All of this set me thinking about the role played by Jaguar E-Types in films. They are invariably driven by heroes who save situations or put wrongs to right. Cool operators including Sean Connery in Thunderball (1965) and Michael Caine in The Italian Job (1969) drive E-Types. The car makes an appearance in The Big Sleep (1978), The Odessa File (1974) as well as featuring in contemporary episodes of The Saint and The Avengers TV series. An E-type Jaguar is also one of the stars of Just Jaecken’s Emmanuelle (1974). [Source: Internet Movie Cars Database]
Rover 100 cars play a very different role, often as background vehicles in street-scenes to evoke the 1960s period, as in Quadrophenia (1979) where ‘Sting’, who plays a bell-boy at a Brighton hotel, unloads luggage from a Rover 100 driven by a dapper hotel guest [see IMCDb]. The Rover represents professional, middle-class, well-heeled middle Britain in the 1960s [see Rover P4 videos] and was driven typically by doctors, solicitors and bank managers [1] It epitomised a set of values and a way of life which may be said to have disappeared in the years following the events of May 1968 in Paris and their international repercussions. Film appearances include The League of Gentlemen (1959) and The Spy who came in from the Cold (1965) as well as providing the authentic period back-drop for recent films (An Education, 2009) and for the TV series Agatha Christie’s Marple.
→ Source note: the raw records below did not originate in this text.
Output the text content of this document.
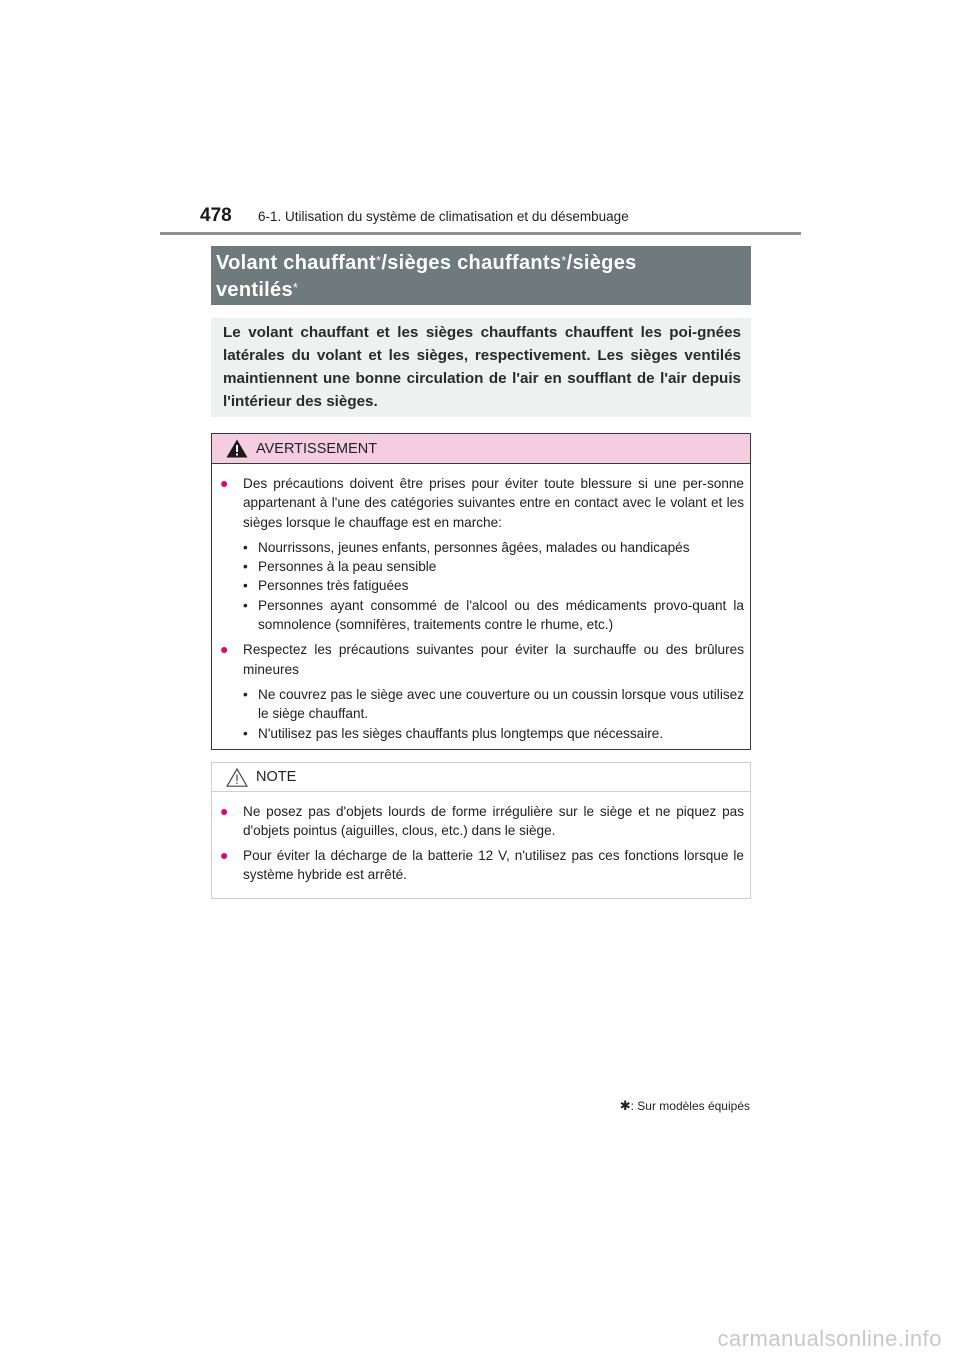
478 6-1. Utilisation du système de climatisation et du désembuage
Volant chauffant*/sièges chauffants*/sièges
ventilés*

Le volant chauffant et les sièges chauffants chauffent les poi-gnées latérales du volant et les sièges, respectivement. Les sièges ventilés maintiennent une bonne circulation de l'air en soufflant de l'air depuis l'intérieur des sièges.

AVERTISSEMENT
●	Des précautions doivent être prises pour éviter toute blessure si une per-sonne appartenant à l'une des catégories suivantes entre en contact avec le volant et les sièges lorsque le chauffage est en marche:
• Nourrissons, jeunes enfants, personnes âgées, malades ou handicapés
• Personnes à la peau sensible
• Personnes très fatiguées
• Personnes ayant consommé de l'alcool ou des médicaments provo-quant la somnolence (somnifères, traitements contre le rhume, etc.)
●	Respectez les précautions suivantes pour éviter la surchauffe ou des brûlures mineures
• Ne couvrez pas le siège avec une couverture ou un coussin lorsque vous utilisez le siège chauffant.
• N'utilisez pas les sièges chauffants plus longtemps que nécessaire.
NOTE
●	Ne posez pas d'objets lourds de forme irrégulière sur le siège et ne piquez pas d'objets pointus (aiguilles, clous, etc.) dans le siège.
●	Pour éviter la décharge de la batterie 12 V, n'utilisez pas ces fonctions lorsque le système hybride est arrêté.
✱: Sur modèles équipés
carmanualsonline.info
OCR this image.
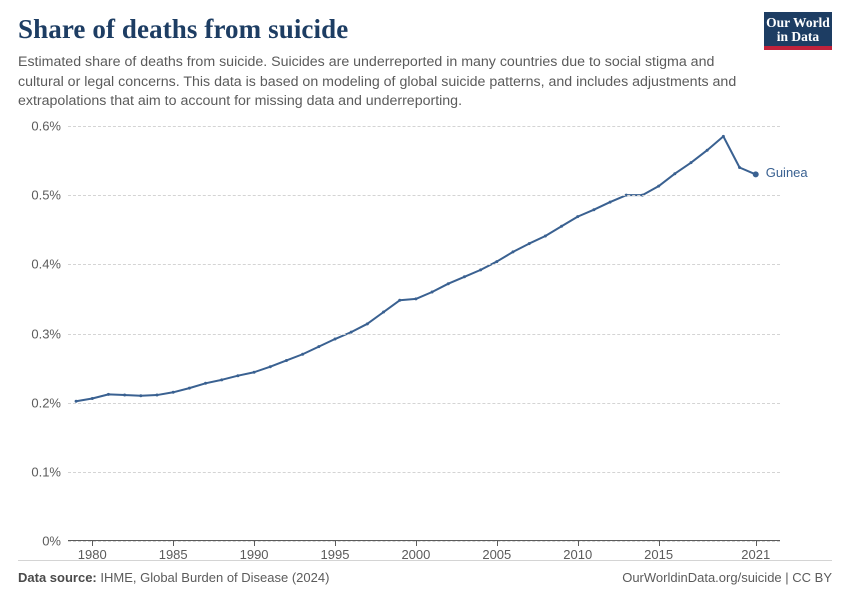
Share of deaths from suicide

Estimated share of deaths from suicide. Suicides are underreported in many countries due to social stigma and cultural or legal concerns. This data is based on modeling of global suicide patterns, and includes adjustments and extrapolations that aim to account for missing data and underreporting.

Our World
in Data
0%
0.1%
0.2%
0.3%
0.4%
0.5%
0.6%
1980	1985	1990	1995	2000	2005	2010	2015	2021
Guinea
Data source: IHME, Global Burden of Disease (2024)	OurWorldinData.org/suicide | CC BY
So there they were by the side of a French country road. The E-Type Jaguar driven by the hero who solved all our problems and vanished into the night, and the Rover 100, with its stately image and erratic British electrics. And deep in the heart of the broken-down Rover was a dead-object: a Lucas 45D rotor arm manufactured in Birmingham England 50 years ago by ‘The Prince of Darkness’.